Anglican and Episcopal History
- Discipline: Episcopal Church history, Anglican history
- Language: English
- Edited by: Edward Bond

Publication details
- Former name: Historical Magazine of the Protestant Episcopal Church
- History: 1932–present
- Publisher: Historical Society of the Episcopal Church (United States)
- Frequency: Quarterly

Standard abbreviations
- ISO 4: Angl. Episcop. Hist.

Indexing
- ISSN: 0896-8039
- JSTOR: 08968039

Links
- Journal homepage;

= Anglican and Episcopal History =

Anglican and Episcopal History is a peer-reviewed academic journal published quarterly (March, June, September, and December) by the Historical Society of the Episcopal Church.

==History==
Established in 1932 as the Historical Magazine of the Protestant Episcopal Church and published by the Church Historical Society, the predecessor organization of the Historical Society of the Episcopal Church (which also gave rise to the National Episcopal Historians and Archivists (NEHA)), it was renamed with the March 1987 issue (vol. LVI, no. 1).

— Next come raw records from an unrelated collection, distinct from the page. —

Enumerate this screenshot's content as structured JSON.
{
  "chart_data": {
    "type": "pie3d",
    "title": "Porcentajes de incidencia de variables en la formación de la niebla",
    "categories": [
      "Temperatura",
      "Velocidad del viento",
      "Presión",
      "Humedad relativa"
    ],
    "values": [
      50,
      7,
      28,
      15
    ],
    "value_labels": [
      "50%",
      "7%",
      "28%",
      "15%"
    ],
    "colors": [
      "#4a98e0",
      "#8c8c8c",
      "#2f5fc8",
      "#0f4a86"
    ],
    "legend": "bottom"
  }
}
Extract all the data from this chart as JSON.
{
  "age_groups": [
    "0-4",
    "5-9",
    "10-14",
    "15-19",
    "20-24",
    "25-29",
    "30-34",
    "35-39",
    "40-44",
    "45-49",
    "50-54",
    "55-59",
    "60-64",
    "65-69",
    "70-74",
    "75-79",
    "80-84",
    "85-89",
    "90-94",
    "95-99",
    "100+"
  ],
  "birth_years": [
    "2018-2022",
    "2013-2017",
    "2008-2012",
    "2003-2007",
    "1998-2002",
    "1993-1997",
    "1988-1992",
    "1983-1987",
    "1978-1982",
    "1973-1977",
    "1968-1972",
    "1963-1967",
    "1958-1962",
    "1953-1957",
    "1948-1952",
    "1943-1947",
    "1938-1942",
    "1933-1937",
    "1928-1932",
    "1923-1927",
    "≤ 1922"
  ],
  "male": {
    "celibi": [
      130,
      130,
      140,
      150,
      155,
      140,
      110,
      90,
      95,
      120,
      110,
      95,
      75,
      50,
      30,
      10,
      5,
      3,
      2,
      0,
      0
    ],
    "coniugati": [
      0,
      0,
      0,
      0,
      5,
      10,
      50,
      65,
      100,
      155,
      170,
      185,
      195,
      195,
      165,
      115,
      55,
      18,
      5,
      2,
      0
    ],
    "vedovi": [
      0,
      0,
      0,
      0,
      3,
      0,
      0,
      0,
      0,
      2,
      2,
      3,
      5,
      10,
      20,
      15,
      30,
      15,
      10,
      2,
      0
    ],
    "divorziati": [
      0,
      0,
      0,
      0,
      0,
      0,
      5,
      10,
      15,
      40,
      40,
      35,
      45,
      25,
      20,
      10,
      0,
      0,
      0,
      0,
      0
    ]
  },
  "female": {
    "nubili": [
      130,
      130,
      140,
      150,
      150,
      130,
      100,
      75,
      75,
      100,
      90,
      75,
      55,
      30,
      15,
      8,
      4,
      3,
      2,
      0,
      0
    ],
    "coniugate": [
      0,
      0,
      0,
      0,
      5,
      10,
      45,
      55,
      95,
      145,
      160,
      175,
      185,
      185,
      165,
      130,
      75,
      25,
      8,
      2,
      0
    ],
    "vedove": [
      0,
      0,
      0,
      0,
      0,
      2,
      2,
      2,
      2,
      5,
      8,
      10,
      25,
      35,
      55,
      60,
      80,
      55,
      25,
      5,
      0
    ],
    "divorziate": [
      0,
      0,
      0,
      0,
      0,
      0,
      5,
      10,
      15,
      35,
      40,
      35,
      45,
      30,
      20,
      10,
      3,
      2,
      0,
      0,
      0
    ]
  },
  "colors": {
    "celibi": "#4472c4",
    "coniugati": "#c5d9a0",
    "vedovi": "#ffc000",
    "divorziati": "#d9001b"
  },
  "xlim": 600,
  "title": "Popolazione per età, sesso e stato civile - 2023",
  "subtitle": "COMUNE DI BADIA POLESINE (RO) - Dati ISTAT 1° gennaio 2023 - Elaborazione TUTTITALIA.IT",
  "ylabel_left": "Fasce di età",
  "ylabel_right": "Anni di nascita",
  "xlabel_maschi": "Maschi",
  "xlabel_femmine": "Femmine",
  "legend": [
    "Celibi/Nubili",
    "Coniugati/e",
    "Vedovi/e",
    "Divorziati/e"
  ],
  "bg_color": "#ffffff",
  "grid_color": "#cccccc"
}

In 2007, Anglican and Episcopal History had a circulation of approximately 750 copies. The journal began electronic publication in December 2018, and past issues are available on JSTOR.

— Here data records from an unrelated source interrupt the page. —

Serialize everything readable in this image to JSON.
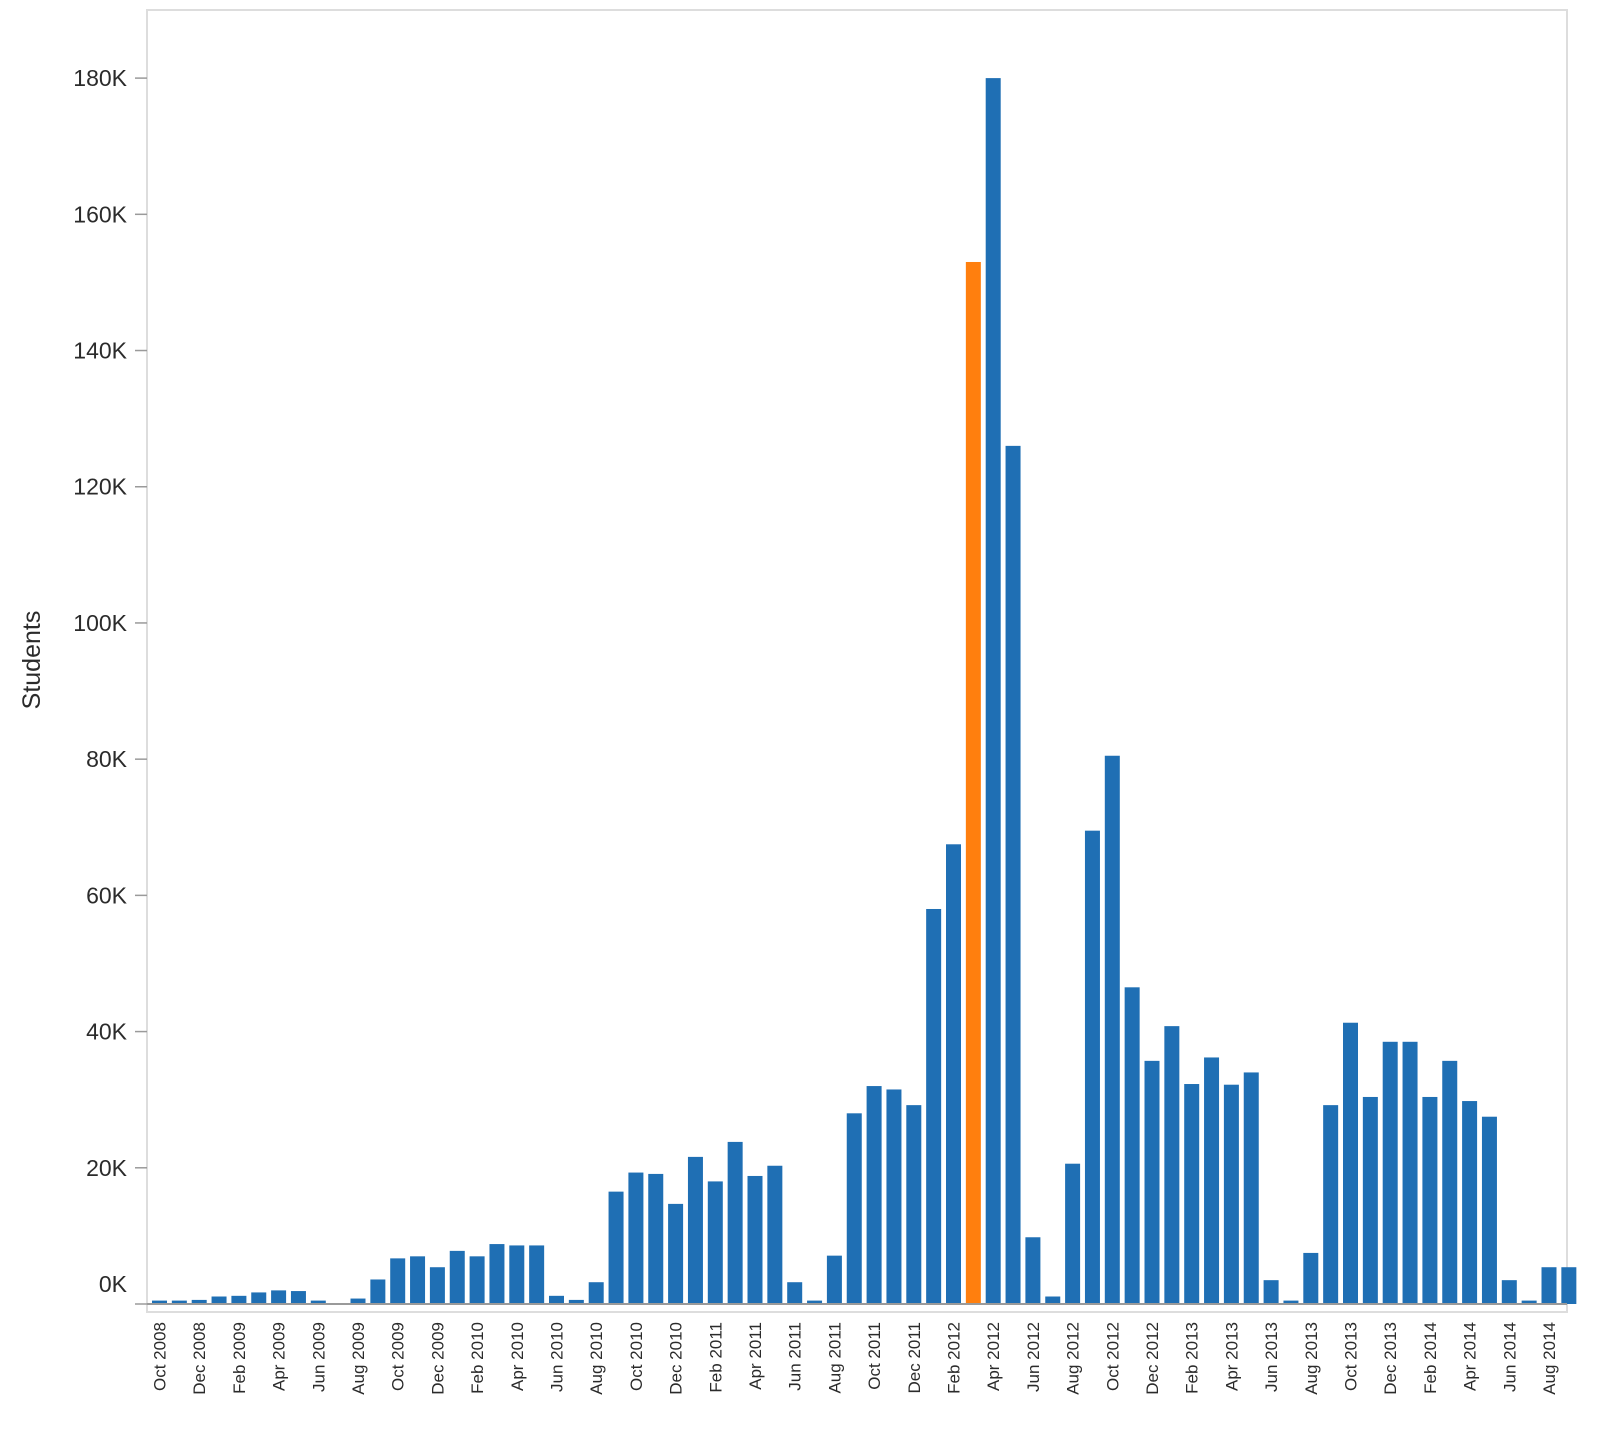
{
  "colors": {
    "bar": "#1f6fb4",
    "highlight": "#ff7f0e",
    "frame": "#dddddd",
    "axis": "#9a9a9a"
  },
  "chart_data": {
    "type": "bar",
    "ylabel": "Students",
    "xlabel": "",
    "ylim": [
      0,
      190000
    ],
    "yticks": [
      0,
      20000,
      40000,
      60000,
      80000,
      100000,
      120000,
      140000,
      160000,
      180000
    ],
    "ytick_labels": [
      "0K",
      "20K",
      "40K",
      "60K",
      "80K",
      "100K",
      "120K",
      "140K",
      "160K",
      "180K"
    ],
    "grid": false,
    "categories": [
      "Oct 2008",
      "Nov 2008",
      "Dec 2008",
      "Jan 2009",
      "Feb 2009",
      "Mar 2009",
      "Apr 2009",
      "May 2009",
      "Jun 2009",
      "Jul 2009",
      "Aug 2009",
      "Sep 2009",
      "Oct 2009",
      "Nov 2009",
      "Dec 2009",
      "Jan 2010",
      "Feb 2010",
      "Mar 2010",
      "Apr 2010",
      "May 2010",
      "Jun 2010",
      "Jul 2010",
      "Aug 2010",
      "Sep 2010",
      "Oct 2010",
      "Nov 2010",
      "Dec 2010",
      "Jan 2011",
      "Feb 2011",
      "Mar 2011",
      "Apr 2011",
      "May 2011",
      "Jun 2011",
      "Jul 2011",
      "Aug 2011",
      "Sep 2011",
      "Oct 2011",
      "Nov 2011",
      "Dec 2011",
      "Jan 2012",
      "Feb 2012",
      "Mar 2012",
      "Apr 2012",
      "May 2012",
      "Jun 2012",
      "Jul 2012",
      "Aug 2012",
      "Sep 2012",
      "Oct 2012",
      "Nov 2012",
      "Dec 2012",
      "Jan 2013",
      "Feb 2013",
      "Mar 2013",
      "Apr 2013",
      "May 2013",
      "Jun 2013",
      "Jul 2013",
      "Aug 2013",
      "Sep 2013",
      "Oct 2013",
      "Nov 2013",
      "Dec 2013",
      "Jan 2014",
      "Feb 2014",
      "Mar 2014",
      "Apr 2014",
      "May 2014",
      "Jun 2014",
      "Jul 2014",
      "Aug 2014",
      "Sep 2014"
    ],
    "x_tick_labels": [
      "Oct 2008",
      "Dec 2008",
      "Feb 2009",
      "Apr 2009",
      "Jun 2009",
      "Aug 2009",
      "Oct 2009",
      "Dec 2009",
      "Feb 2010",
      "Apr 2010",
      "Jun 2010",
      "Aug 2010",
      "Oct 2010",
      "Dec 2010",
      "Feb 2011",
      "Apr 2011",
      "Jun 2011",
      "Aug 2011",
      "Oct 2011",
      "Dec 2011",
      "Feb 2012",
      "Apr 2012",
      "Jun 2012",
      "Aug 2012",
      "Oct 2012",
      "Dec 2012",
      "Feb 2013",
      "Apr 2013",
      "Jun 2013",
      "Aug 2013",
      "Oct 2013",
      "Dec 2013",
      "Feb 2014",
      "Apr 2014",
      "Jun 2014",
      "Aug 2014"
    ],
    "values": [
      500,
      500,
      600,
      1100,
      1200,
      1700,
      2000,
      1900,
      500,
      0,
      800,
      3600,
      6700,
      7000,
      5400,
      7800,
      7000,
      8800,
      8600,
      8600,
      1200,
      600,
      3200,
      16500,
      19300,
      19100,
      14700,
      21600,
      18000,
      23800,
      18800,
      20300,
      3200,
      500,
      7100,
      28000,
      32000,
      31500,
      29200,
      58000,
      67500,
      153000,
      180000,
      126000,
      9800,
      1100,
      20600,
      69500,
      80500,
      46500,
      35700,
      40800,
      32300,
      36200,
      32200,
      34000,
      3500,
      500,
      7500,
      29200,
      41300,
      30400,
      38500,
      38500,
      30400,
      35700,
      29800,
      27500,
      3500,
      500,
      5400,
      5400
    ],
    "highlight_category": "Mar 2012"
  }
}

Anglican and Episcopal History is a member of the Conference of Historical Journals.

==Lists of editors==
Editors in Chief
- E. Clowes Chorley, 1932–1949
- Walter Herbert Stowe, 1950–1961
- Lawrence L. Brown, 1962–1977
- John F. Woolverton, 1978–2007
- Edward L. Bond, 2007-June 2021
- Sheryl Kujawa-Holbrook, June 2021 – present

Book Review Editors
- William A. Clebsch, 1961–1966
- Frank E. Sugeno, 1967–1976
- J. Carleton Hayden, 1976–1984
- J. Barrett Miller, 1984-?
- James E. Bradley, ?-2010
- Sheryl Kujawa-Holbrook, 2010–present

Church Review Editor
- David L. Holmes, 1987–2003
- Alan L. Hayes, 2003–2011
- J. Barrington Bates, 2011–present

==Sources==
- Anglican & Episcopal History, (December 2007), vol. 76, no. 4.